The talks dragged on for months, but in the end there would be no Cool Runnings for Angela Merkel. The parties were unable to perform the ideological gymnastics necessary to agree upon a program.
That left only one option: another Grand Coalition. Germany’s president asked the SPD to reconsider its refusal to enter talks, finally breaking down Schulz’s resistance. Still, the SPD played hard to get. Merkel felt the obligation to provide stability and needed a deal to stay in power, while the SPD probably would have been content to rebuild itself in opposition. The result was several more months of maneuvering, posturing, and negotiation before last week’s 177-page coalition agreement was finally announced.
Rivals Without a Cause
The price of reconciliation for Merkel was steep. The SPD, despite having far fewer seats in the Bundestag than the CDU/CSU bloc, won significant policy concessions, even when compared to the already moderate policies of the previous Grand Coalition. Merkel agreed to boost social spending and to give the SPD a bigger role in determining policies on Europe.
As important as politics was personnel. The SPD will receive six cabinet posts. As expected, the SPD retained control of the Foreign Ministry. But it also picked up the Finance Ministry, previously a CDU stronghold. With these two high-profile jobs slipping out of their grasp, many CDU members wondered “who won the election?” and quipped that at least the SPD allowed Merkel to keep the chancellorship. Party bigwigs have begun to mumble about a post-Merkel future, although no change in her position seems imminent.
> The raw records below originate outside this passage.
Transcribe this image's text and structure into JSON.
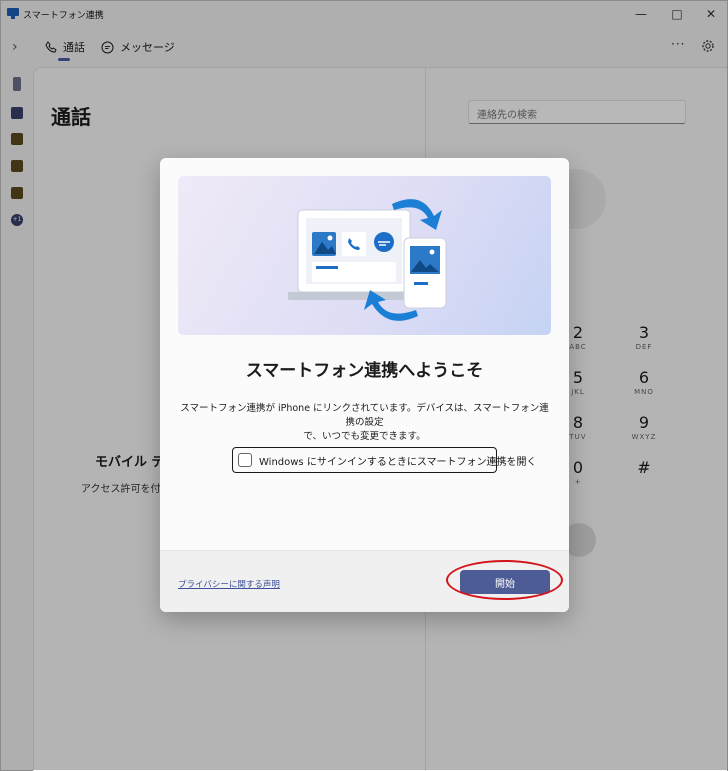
{
  "window": {
    "title": "スマートフォン連携"
  },
  "tabs": [
    {
      "label": "通話",
      "icon": "phone-icon",
      "selected": true
    },
    {
      "label": "メッセージ",
      "icon": "message-icon",
      "selected": false
    }
  ],
  "main": {
    "title": "通話",
    "search_placeholder": "連絡先の検索",
    "left_panel": {
      "heading": "モバイル デ",
      "description": "アクセス許可を付与"
    },
    "dialpad": [
      {
        "digit": "2",
        "letters": "ABC"
      },
      {
        "digit": "3",
        "letters": "DEF"
      },
      {
        "digit": "5",
        "letters": "JKL"
      },
      {
        "digit": "6",
        "letters": "MNO"
      },
      {
        "digit": "8",
        "letters": "TUV"
      },
      {
        "digit": "9",
        "letters": "WXYZ"
      },
      {
        "digit": "0",
        "letters": "+"
      },
      {
        "digit": "#",
        "letters": ""
      }
    ]
  },
  "rail": {
    "badge": "+1"
  },
  "dialog": {
    "title": "スマートフォン連携へようこそ",
    "body_line1": "スマートフォン連携が iPhone にリンクされています。デバイスは、スマートフォン連携の設定",
    "body_line2": "で、いつでも変更できます。",
    "checkbox_label": "Windows にサインインするときにスマートフォン連携を開く",
    "checkbox_checked": false,
    "privacy_link": "プライバシーに関する声明",
    "start_button": "開始"
  },
  "colors": {
    "accent": "#4d5c94",
    "highlight_ring": "#d4141c",
    "link": "#3d4f9a"
  }
}
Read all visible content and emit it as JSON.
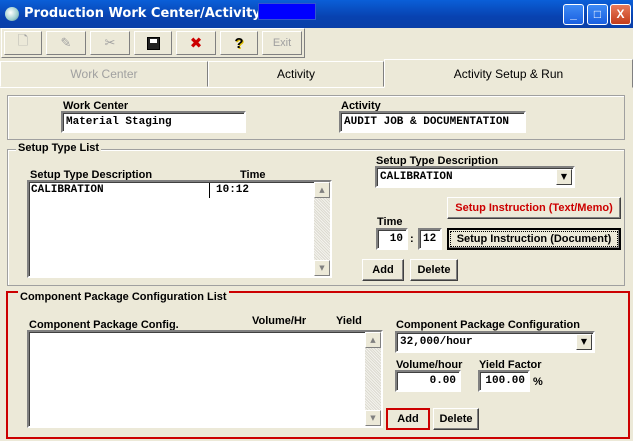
{
  "window": {
    "title": "Production Work Center/Activity Setup",
    "controls": [
      "_",
      "□",
      "X"
    ]
  },
  "toolbar": {
    "buttons": [
      {
        "name": "new-icon",
        "glyph": "🗋"
      },
      {
        "name": "edit-icon",
        "glyph": "✎"
      },
      {
        "name": "cut-icon",
        "glyph": "✂"
      },
      {
        "name": "save-icon",
        "glyph": "💾"
      },
      {
        "name": "delete-icon",
        "glyph": "✖"
      },
      {
        "name": "help-icon",
        "glyph": "?"
      }
    ],
    "exit_label": "Exit"
  },
  "tabs": [
    {
      "label": "Work Center",
      "state": "disabled"
    },
    {
      "label": "Activity",
      "state": "normal"
    },
    {
      "label": "Activity Setup & Run",
      "state": "active"
    }
  ],
  "header": {
    "work_center_label": "Work Center",
    "work_center_value": "Material Staging",
    "activity_label": "Activity",
    "activity_value": "AUDIT JOB & DOCUMENTATION"
  },
  "setup": {
    "group_title": "Setup Type List",
    "col_description": "Setup Type Description",
    "col_time": "Time",
    "rows": [
      {
        "description": "CALIBRATION",
        "time": "10:12"
      }
    ],
    "desc_label": "Setup Type Description",
    "desc_value": "CALIBRATION",
    "time_label": "Time",
    "time_hours": "10",
    "time_sep": ":",
    "time_minutes": "12",
    "instr_text_button": "Setup Instruction (Text/Memo)",
    "instr_doc_button": "Setup Instruction (Document)",
    "add_button": "Add",
    "delete_button": "Delete"
  },
  "component": {
    "group_title": "Component Package Configuration List",
    "col_config": "Component Package Config.",
    "col_volume": "Volume/Hr",
    "col_yield": "Yield",
    "config_label": "Component Package Configuration",
    "config_value": "32,000/hour",
    "volume_label": "Volume/hour",
    "volume_value": "0.00",
    "yield_label": "Yield Factor",
    "yield_value": "100.00",
    "yield_unit": "%",
    "add_button": "Add",
    "delete_button": "Delete"
  },
  "colors": {
    "titlebar": "#0842b0",
    "highlight_red": "#cc0000",
    "window_bg": "#ece9d8"
  }
}
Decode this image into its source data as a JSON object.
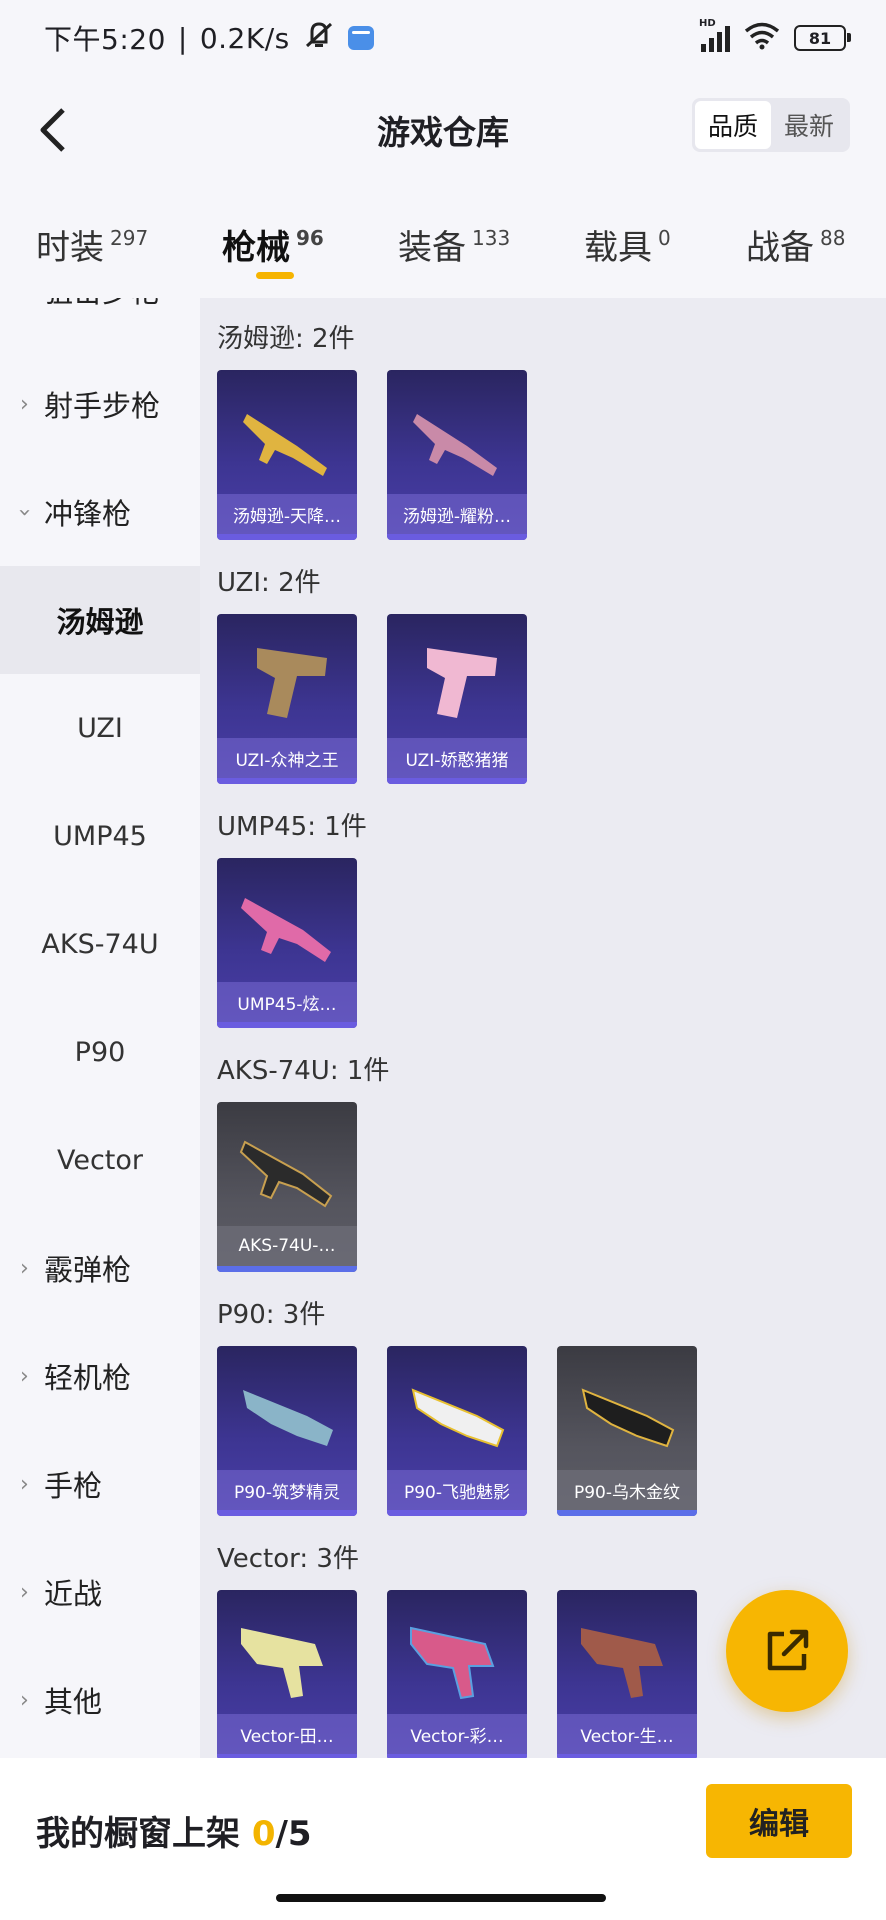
{
  "status_bar": {
    "time": "下午5:20",
    "speed": "0.2K/s",
    "battery": "81",
    "hd": "HD"
  },
  "header": {
    "title": "游戏仓库",
    "sort_quality": "品质",
    "sort_latest": "最新"
  },
  "tabs": [
    {
      "label": "时装",
      "count": "297"
    },
    {
      "label": "枪械",
      "count": "96"
    },
    {
      "label": "装备",
      "count": "133"
    },
    {
      "label": "载具",
      "count": "0"
    },
    {
      "label": "战备",
      "count": "88"
    }
  ],
  "sidebar": {
    "cut_item": "狙击步枪",
    "categories": [
      "射手步枪",
      "冲锋枪",
      "霰弹枪",
      "轻机枪",
      "手枪",
      "近战",
      "其他"
    ],
    "sub_items": [
      "汤姆逊",
      "UZI",
      "UMP45",
      "AKS-74U",
      "P90",
      "Vector"
    ]
  },
  "groups": [
    {
      "title": "汤姆逊: 2件",
      "items": [
        "汤姆逊-天降…",
        "汤姆逊-耀粉…"
      ]
    },
    {
      "title": "UZI: 2件",
      "items": [
        "UZI-众神之王",
        "UZI-娇憨猪猪"
      ]
    },
    {
      "title": "UMP45: 1件",
      "items": [
        "UMP45-炫…"
      ]
    },
    {
      "title": "AKS-74U: 1件",
      "items": [
        "AKS-74U-…"
      ]
    },
    {
      "title": "P90: 3件",
      "items": [
        "P90-筑梦精灵",
        "P90-飞驰魅影",
        "P90-乌木金纹"
      ]
    },
    {
      "title": "Vector: 3件",
      "items": [
        "Vector-田…",
        "Vector-彩…",
        "Vector-生…"
      ]
    }
  ],
  "bottom_bar": {
    "shelf_label": "我的橱窗上架",
    "shelf_count": "0",
    "shelf_total": "/5",
    "edit_label": "编辑"
  },
  "colors": {
    "accent": "#f7b602",
    "card_purple": "#3d3592",
    "card_grey": "#55555e"
  }
}
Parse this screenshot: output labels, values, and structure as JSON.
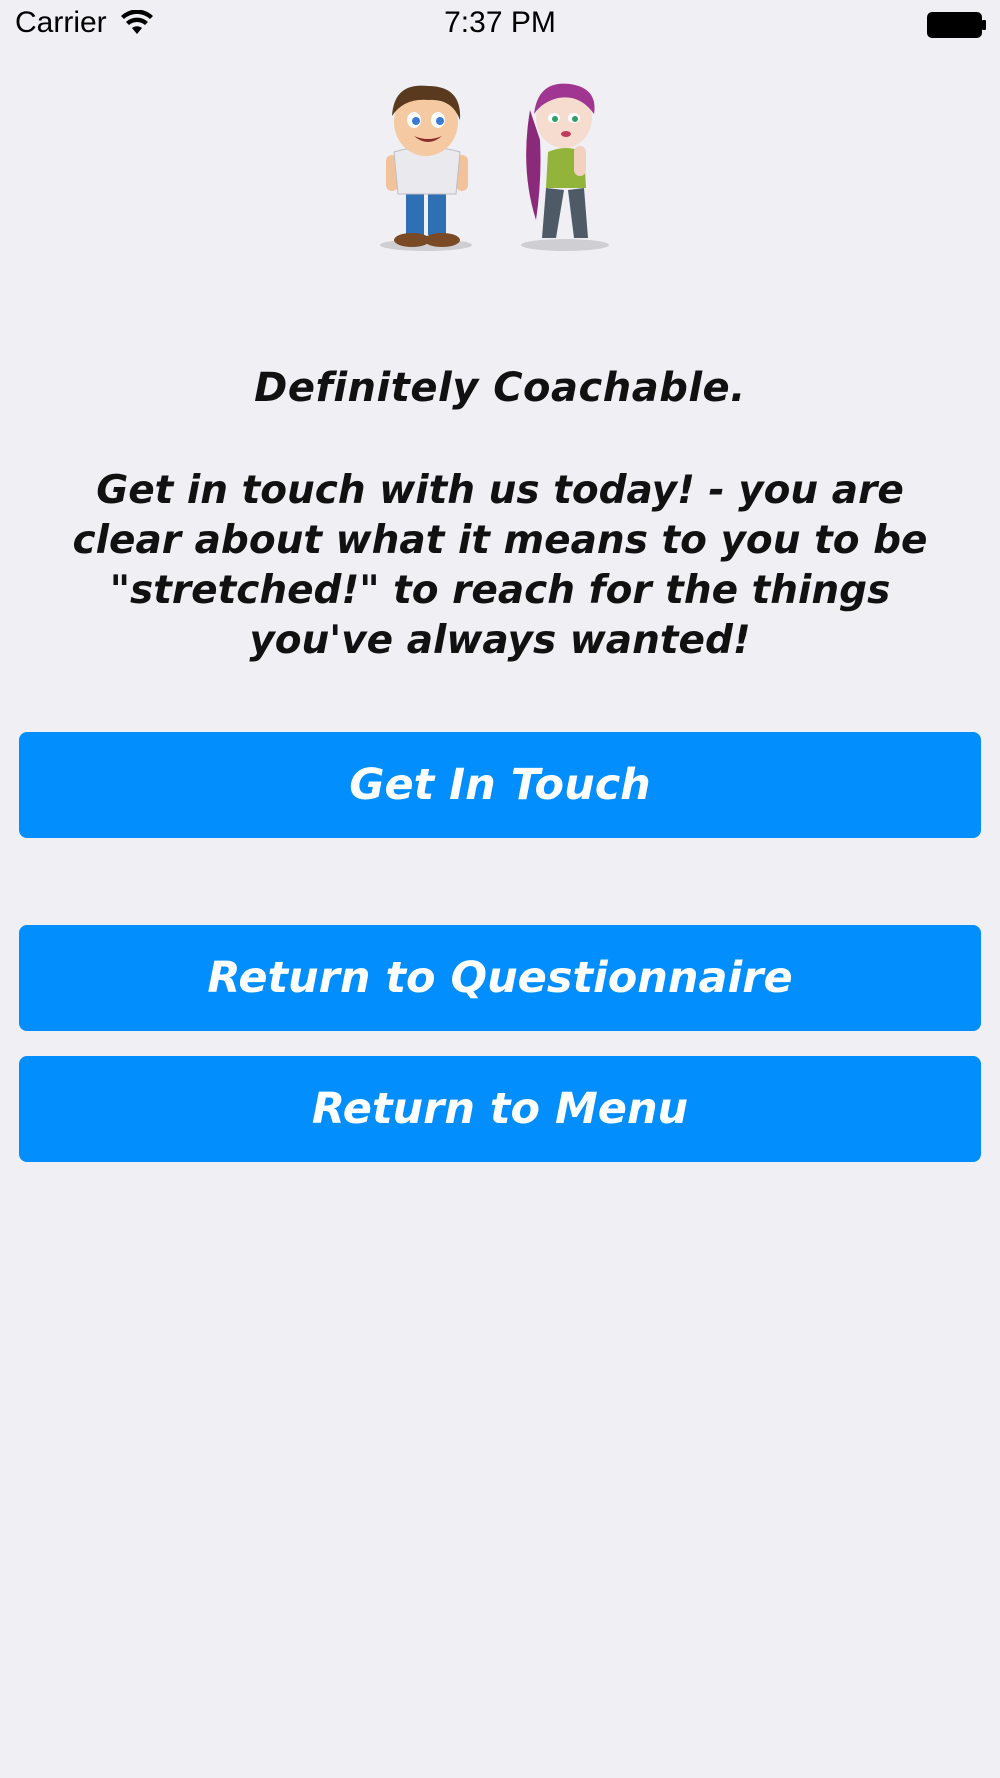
{
  "status_bar": {
    "carrier": "Carrier",
    "time": "7:37 PM",
    "wifi_icon": "wifi-icon",
    "battery_icon": "battery-icon"
  },
  "illustration": {
    "boy_icon": "cartoon-boy-icon",
    "girl_icon": "cartoon-girl-icon"
  },
  "result": {
    "title": "Definitely Coachable.",
    "message": "Get in touch with us today! - you are clear about what it means to you to be \"stretched!\" to reach for the things you've always wanted!"
  },
  "buttons": {
    "get_in_touch": "Get In Touch",
    "return_questionnaire": "Return to Questionnaire",
    "return_menu": "Return to Menu"
  },
  "colors": {
    "background": "#efeff4",
    "button": "#038efd",
    "button_text": "#ffffff"
  }
}
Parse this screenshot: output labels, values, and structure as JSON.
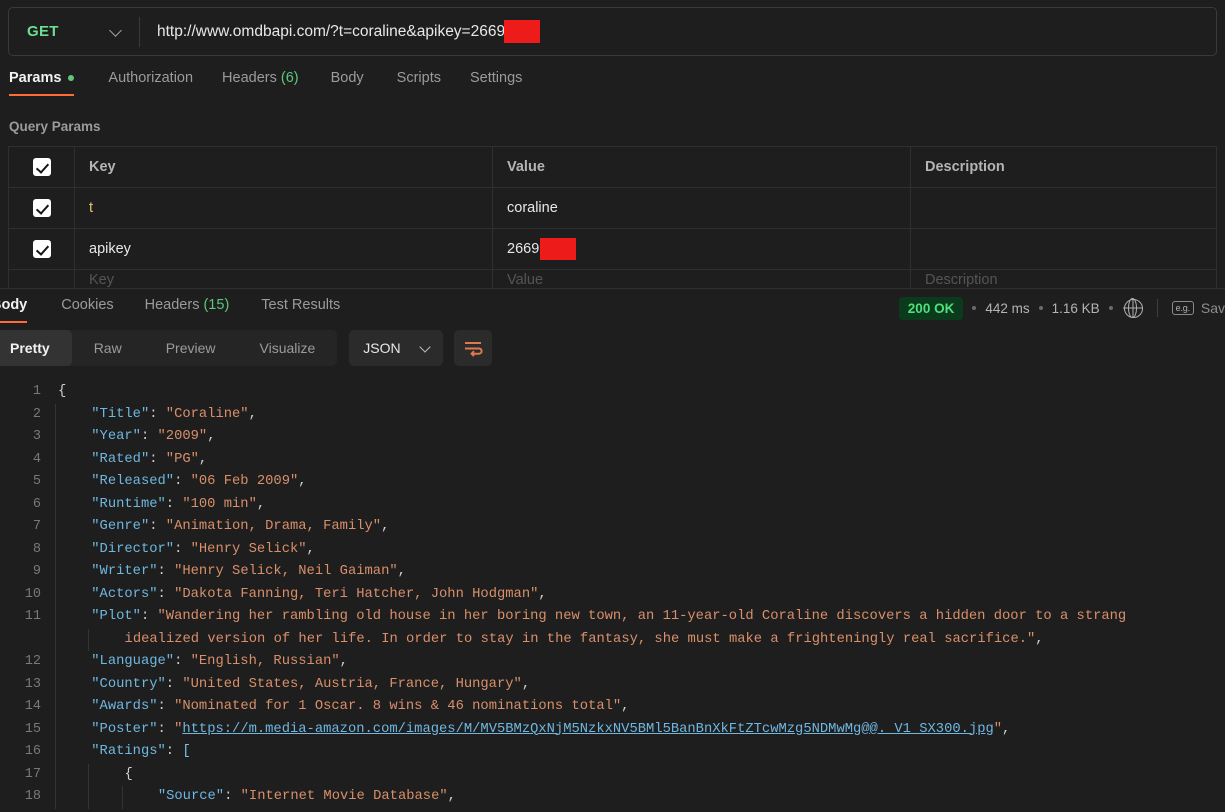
{
  "request": {
    "method": "GET",
    "method_chevron_icon": "chevron-down-icon",
    "url": "http://www.omdbapi.com/?t=coraline&apikey=2669",
    "url_redacted": true,
    "tabs": [
      {
        "label": "Params",
        "badge": "dot",
        "active": true
      },
      {
        "label": "Authorization",
        "badge": "",
        "active": false
      },
      {
        "label": "Headers",
        "badge": "(6)",
        "active": false
      },
      {
        "label": "Body",
        "badge": "",
        "active": false
      },
      {
        "label": "Scripts",
        "badge": "",
        "active": false
      },
      {
        "label": "Settings",
        "badge": "",
        "active": false
      }
    ]
  },
  "query_params": {
    "section_title": "Query Params",
    "columns": [
      "Key",
      "Value",
      "Description"
    ],
    "rows": [
      {
        "checked": true,
        "key": "t",
        "value": "coraline",
        "description": "",
        "redacted": false
      },
      {
        "checked": true,
        "key": "apikey",
        "value": "2669",
        "description": "",
        "redacted": true
      }
    ],
    "ghost_row": {
      "key": "Key",
      "value": "Value",
      "description": "Description"
    }
  },
  "response": {
    "tabs": [
      {
        "label": "Body",
        "badge": "",
        "active": true
      },
      {
        "label": "Cookies",
        "badge": "",
        "active": false
      },
      {
        "label": "Headers",
        "badge": "(15)",
        "active": false
      },
      {
        "label": "Test Results",
        "badge": "",
        "active": false
      }
    ],
    "status": "200 OK",
    "time": "442 ms",
    "size": "1.16 KB",
    "globe_icon": "globe-icon",
    "eg_icon": "e.g.",
    "save_label": "Sav",
    "view_modes": [
      {
        "label": "Pretty",
        "active": true
      },
      {
        "label": "Raw",
        "active": false
      },
      {
        "label": "Preview",
        "active": false
      },
      {
        "label": "Visualize",
        "active": false
      }
    ],
    "format": "JSON",
    "format_chevron_icon": "chevron-down-icon",
    "wrap_icon": "word-wrap-icon"
  },
  "body_json": {
    "lines": [
      {
        "n": "1",
        "indent": 0,
        "segs": [
          [
            "p",
            "{"
          ]
        ]
      },
      {
        "n": "2",
        "indent": 1,
        "segs": [
          [
            "k",
            "\"Title\""
          ],
          [
            "p",
            ": "
          ],
          [
            "s",
            "\"Coraline\""
          ],
          [
            "p",
            ","
          ]
        ]
      },
      {
        "n": "3",
        "indent": 1,
        "segs": [
          [
            "k",
            "\"Year\""
          ],
          [
            "p",
            ": "
          ],
          [
            "s",
            "\"2009\""
          ],
          [
            "p",
            ","
          ]
        ]
      },
      {
        "n": "4",
        "indent": 1,
        "segs": [
          [
            "k",
            "\"Rated\""
          ],
          [
            "p",
            ": "
          ],
          [
            "s",
            "\"PG\""
          ],
          [
            "p",
            ","
          ]
        ]
      },
      {
        "n": "5",
        "indent": 1,
        "segs": [
          [
            "k",
            "\"Released\""
          ],
          [
            "p",
            ": "
          ],
          [
            "s",
            "\"06 Feb 2009\""
          ],
          [
            "p",
            ","
          ]
        ]
      },
      {
        "n": "6",
        "indent": 1,
        "segs": [
          [
            "k",
            "\"Runtime\""
          ],
          [
            "p",
            ": "
          ],
          [
            "s",
            "\"100 min\""
          ],
          [
            "p",
            ","
          ]
        ]
      },
      {
        "n": "7",
        "indent": 1,
        "segs": [
          [
            "k",
            "\"Genre\""
          ],
          [
            "p",
            ": "
          ],
          [
            "s",
            "\"Animation, Drama, Family\""
          ],
          [
            "p",
            ","
          ]
        ]
      },
      {
        "n": "8",
        "indent": 1,
        "segs": [
          [
            "k",
            "\"Director\""
          ],
          [
            "p",
            ": "
          ],
          [
            "s",
            "\"Henry Selick\""
          ],
          [
            "p",
            ","
          ]
        ]
      },
      {
        "n": "9",
        "indent": 1,
        "segs": [
          [
            "k",
            "\"Writer\""
          ],
          [
            "p",
            ": "
          ],
          [
            "s",
            "\"Henry Selick, Neil Gaiman\""
          ],
          [
            "p",
            ","
          ]
        ]
      },
      {
        "n": "10",
        "indent": 1,
        "segs": [
          [
            "k",
            "\"Actors\""
          ],
          [
            "p",
            ": "
          ],
          [
            "s",
            "\"Dakota Fanning, Teri Hatcher, John Hodgman\""
          ],
          [
            "p",
            ","
          ]
        ]
      },
      {
        "n": "11",
        "indent": 1,
        "segs": [
          [
            "k",
            "\"Plot\""
          ],
          [
            "p",
            ": "
          ],
          [
            "s",
            "\"Wandering her rambling old house in her boring new town, an 11-year-old Coraline discovers a hidden door to a strang"
          ]
        ]
      },
      {
        "n": "",
        "indent": 2,
        "segs": [
          [
            "s",
            "idealized version of her life. In order to stay in the fantasy, she must make a frighteningly real sacrifice.\""
          ],
          [
            "p",
            ","
          ]
        ]
      },
      {
        "n": "12",
        "indent": 1,
        "segs": [
          [
            "k",
            "\"Language\""
          ],
          [
            "p",
            ": "
          ],
          [
            "s",
            "\"English, Russian\""
          ],
          [
            "p",
            ","
          ]
        ]
      },
      {
        "n": "13",
        "indent": 1,
        "segs": [
          [
            "k",
            "\"Country\""
          ],
          [
            "p",
            ": "
          ],
          [
            "s",
            "\"United States, Austria, France, Hungary\""
          ],
          [
            "p",
            ","
          ]
        ]
      },
      {
        "n": "14",
        "indent": 1,
        "segs": [
          [
            "k",
            "\"Awards\""
          ],
          [
            "p",
            ": "
          ],
          [
            "s",
            "\"Nominated for 1 Oscar. 8 wins & 46 nominations total\""
          ],
          [
            "p",
            ","
          ]
        ]
      },
      {
        "n": "15",
        "indent": 1,
        "segs": [
          [
            "k",
            "\"Poster\""
          ],
          [
            "p",
            ": "
          ],
          [
            "s",
            "\""
          ],
          [
            "lnk",
            "https://m.media-amazon.com/images/M/MV5BMzQxNjM5NzkxNV5BMl5BanBnXkFtZTcwMzg5NDMwMg@@._V1_SX300.jpg"
          ],
          [
            "s",
            "\""
          ],
          [
            "p",
            ","
          ]
        ]
      },
      {
        "n": "16",
        "indent": 1,
        "segs": [
          [
            "k",
            "\"Ratings\""
          ],
          [
            "p",
            ": "
          ],
          [
            "brk",
            "["
          ]
        ]
      },
      {
        "n": "17",
        "indent": 2,
        "segs": [
          [
            "p",
            "{"
          ]
        ]
      },
      {
        "n": "18",
        "indent": 3,
        "segs": [
          [
            "k",
            "\"Source\""
          ],
          [
            "p",
            ": "
          ],
          [
            "s",
            "\"Internet Movie Database\""
          ],
          [
            "p",
            ","
          ]
        ]
      }
    ]
  }
}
So far, the coalition agreement is not going down well with the rank-and-file of the SPD, either. The party’s 440,000 members must vote to approve the deal by March 2, or its leaders will have to call the whole thing off. In that case, Merkel has vowed to go it alone by forming a minority government. This would be a first for post-war Germany, although there were plenty of unhappy precedents in the Weimar era.
The Promise and Perils of Compromise
If the Grand Coalition holds, and even if this term turns out to be her last, Angela Merkel will continue to wield enormous clout domestically, in Europe, and in the world. Germany will remain in the driver’s seat in the European Union. It will increasingly stand out as a model of successful governance in a world where many other important democracies are struggling. The German electoral system guarantees a parliament that accurately reflects the political spectrum. The coalition deal shows that Germany’s two main parties share a determination to make their government work. They have enough common ground to manage their differences. And they are maintaining the “guardrails of democracy” by keeping extremism on the margins.
At the same time, the coalition deal holds significant dangers. As recently as the 2013 election, the CDU and SPD combined represented 79% of the seats in the Bundestag. Now, they collectively hold only 56% of the seats. Both parties are losing voter support. The Coalition no longer looks so grand. Locked in an uneasy embrace with each other, they no longer present clear alternatives to the public. Designed to keep the extremes of left and right at bay, the new coalition could end up weakening the center. If voters begin to feel that the government stays the same no matter whom they chose, it is a recipe for trouble in the long run.
But those are concerns for another day. The present moment calls for optimism. It has been observed that a successful marriage requires falling in love many times, always with the same person. Angela Merkel and the SPD have an opportunity to show that this is true of parties as well.